Monthly Archives: February 2016

[STATA] Creating Dummy Variable Techniques

You could type

. gen young = 0
. replace young = 1 if age<25

. gen young = (age<25)
This statement does the same thing as the first two statements. age<25 is an expression, and Stata evaluates it; returning 1 if the statement is true and 0 if it is false.

If you have missing values in your data, it would be better if you type

. gen young = 0
. replace young = 1 if age<25
. replace young = . if missing(age)

. gen young = (age<25) if !missing(age)
Stata treats a missing value as positive infinity, so the expression age<25 evaluates to 0, not missing, when age is missing. (If the expression were age>25, the expression would evaluate to 1 when age is missing.)
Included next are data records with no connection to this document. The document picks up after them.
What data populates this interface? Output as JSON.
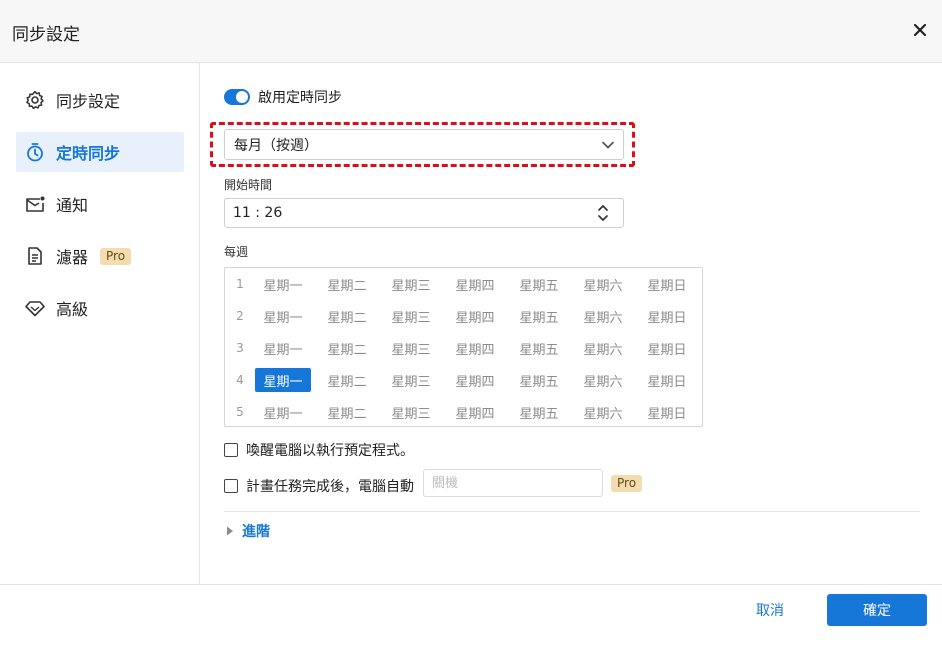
{
  "header": {
    "title": "同步設定",
    "close_icon": "close-icon"
  },
  "sidebar": {
    "items": [
      {
        "label": "同步設定",
        "icon": "gear-icon",
        "active": false
      },
      {
        "label": "定時同步",
        "icon": "stopwatch-icon",
        "active": true
      },
      {
        "label": "通知",
        "icon": "mail-icon",
        "active": false
      },
      {
        "label": "濾器",
        "icon": "document-filter-icon",
        "active": false,
        "badge": "Pro"
      },
      {
        "label": "高級",
        "icon": "diamond-icon",
        "active": false
      }
    ]
  },
  "main": {
    "toggle_label": "啟用定時同步",
    "toggle_on": true,
    "schedule_select": {
      "value": "每月（按週）"
    },
    "start_time_label": "開始時間",
    "start_time_value": "11 : 26",
    "weekly_label": "每週",
    "week_days": [
      "星期一",
      "星期二",
      "星期三",
      "星期四",
      "星期五",
      "星期六",
      "星期日"
    ],
    "week_rows": [
      {
        "num": "1",
        "selected": []
      },
      {
        "num": "2",
        "selected": []
      },
      {
        "num": "3",
        "selected": []
      },
      {
        "num": "4",
        "selected": [
          0
        ]
      },
      {
        "num": "5",
        "selected": []
      }
    ],
    "wake_label": "喚醒電腦以執行預定程式。",
    "after_task_label": "計畫任務完成後，電腦自動",
    "after_task_placeholder": "關機",
    "after_task_badge": "Pro",
    "advanced_label": "進階"
  },
  "footer": {
    "cancel_label": "取消",
    "ok_label": "確定"
  },
  "colors": {
    "accent": "#1677d8",
    "highlight_frame": "#d9101b",
    "pro_badge_bg": "#f3dcb0"
  }
}
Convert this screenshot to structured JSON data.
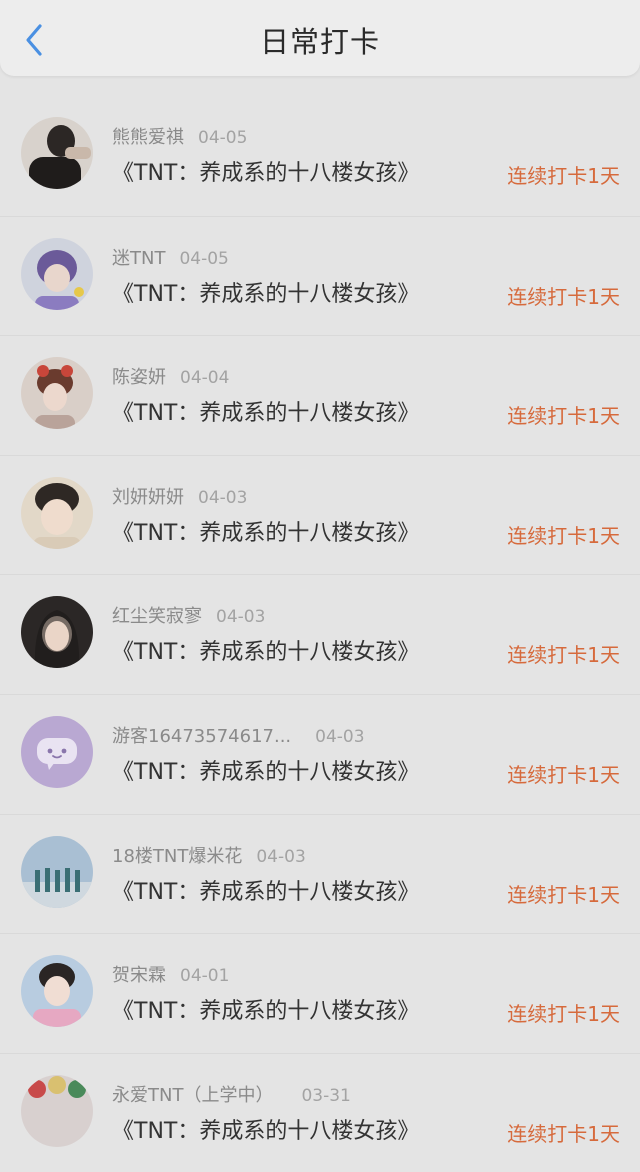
{
  "header": {
    "title": "日常打卡",
    "back_icon": "chevron-left-icon",
    "accent": "#4a90e2"
  },
  "colors": {
    "streak": "#d66a3c",
    "background": "#e4e4e4"
  },
  "entries": [
    {
      "name": "熊熊爱祺",
      "date": "04-05",
      "book": "《TNT：养成系的十八楼女孩》",
      "streak": "连续打卡1天",
      "avatar": "photo"
    },
    {
      "name": "迷TNT",
      "date": "04-05",
      "book": "《TNT：养成系的十八楼女孩》",
      "streak": "连续打卡1天",
      "avatar": "photo"
    },
    {
      "name": "陈姿妍",
      "date": "04-04",
      "book": "《TNT：养成系的十八楼女孩》",
      "streak": "连续打卡1天",
      "avatar": "photo"
    },
    {
      "name": "刘妍妍妍",
      "date": "04-03",
      "book": "《TNT：养成系的十八楼女孩》",
      "streak": "连续打卡1天",
      "avatar": "photo"
    },
    {
      "name": "红尘笑寂寥",
      "date": "04-03",
      "book": "《TNT：养成系的十八楼女孩》",
      "streak": "连续打卡1天",
      "avatar": "photo"
    },
    {
      "name": "游客16473574617...",
      "date": "04-03",
      "book": "《TNT：养成系的十八楼女孩》",
      "streak": "连续打卡1天",
      "avatar": "chat-bubble-icon"
    },
    {
      "name": "18楼TNT爆米花",
      "date": "04-03",
      "book": "《TNT：养成系的十八楼女孩》",
      "streak": "连续打卡1天",
      "avatar": "photo"
    },
    {
      "name": "贺宋霖",
      "date": "04-01",
      "book": "《TNT：养成系的十八楼女孩》",
      "streak": "连续打卡1天",
      "avatar": "photo"
    },
    {
      "name": "永爱TNT（上学中）",
      "date": "03-31",
      "book": "《TNT：养成系的十八楼女孩》",
      "streak": "连续打卡1天",
      "avatar": "photo"
    }
  ]
}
You do not have to type the parentheses around the expression.

. gen young = age<25 if !missing(age)
is good enough. Here are some more illustrations of generating dummy variables:

. gen male = sex==1

. gen top = answer==”very much”

. gen eligible = sex==”male” & (age>55 | (age>40 & enrolled))
In the above line, enrolled is itself a dummy variable—a variable taking on values zero and one. We could have typed & enrolled==1, but typing & enrolled is good enough.

Just as Stata returns 1 for true and 0 for false, Stata assumes that 1 means true and that 0 means false.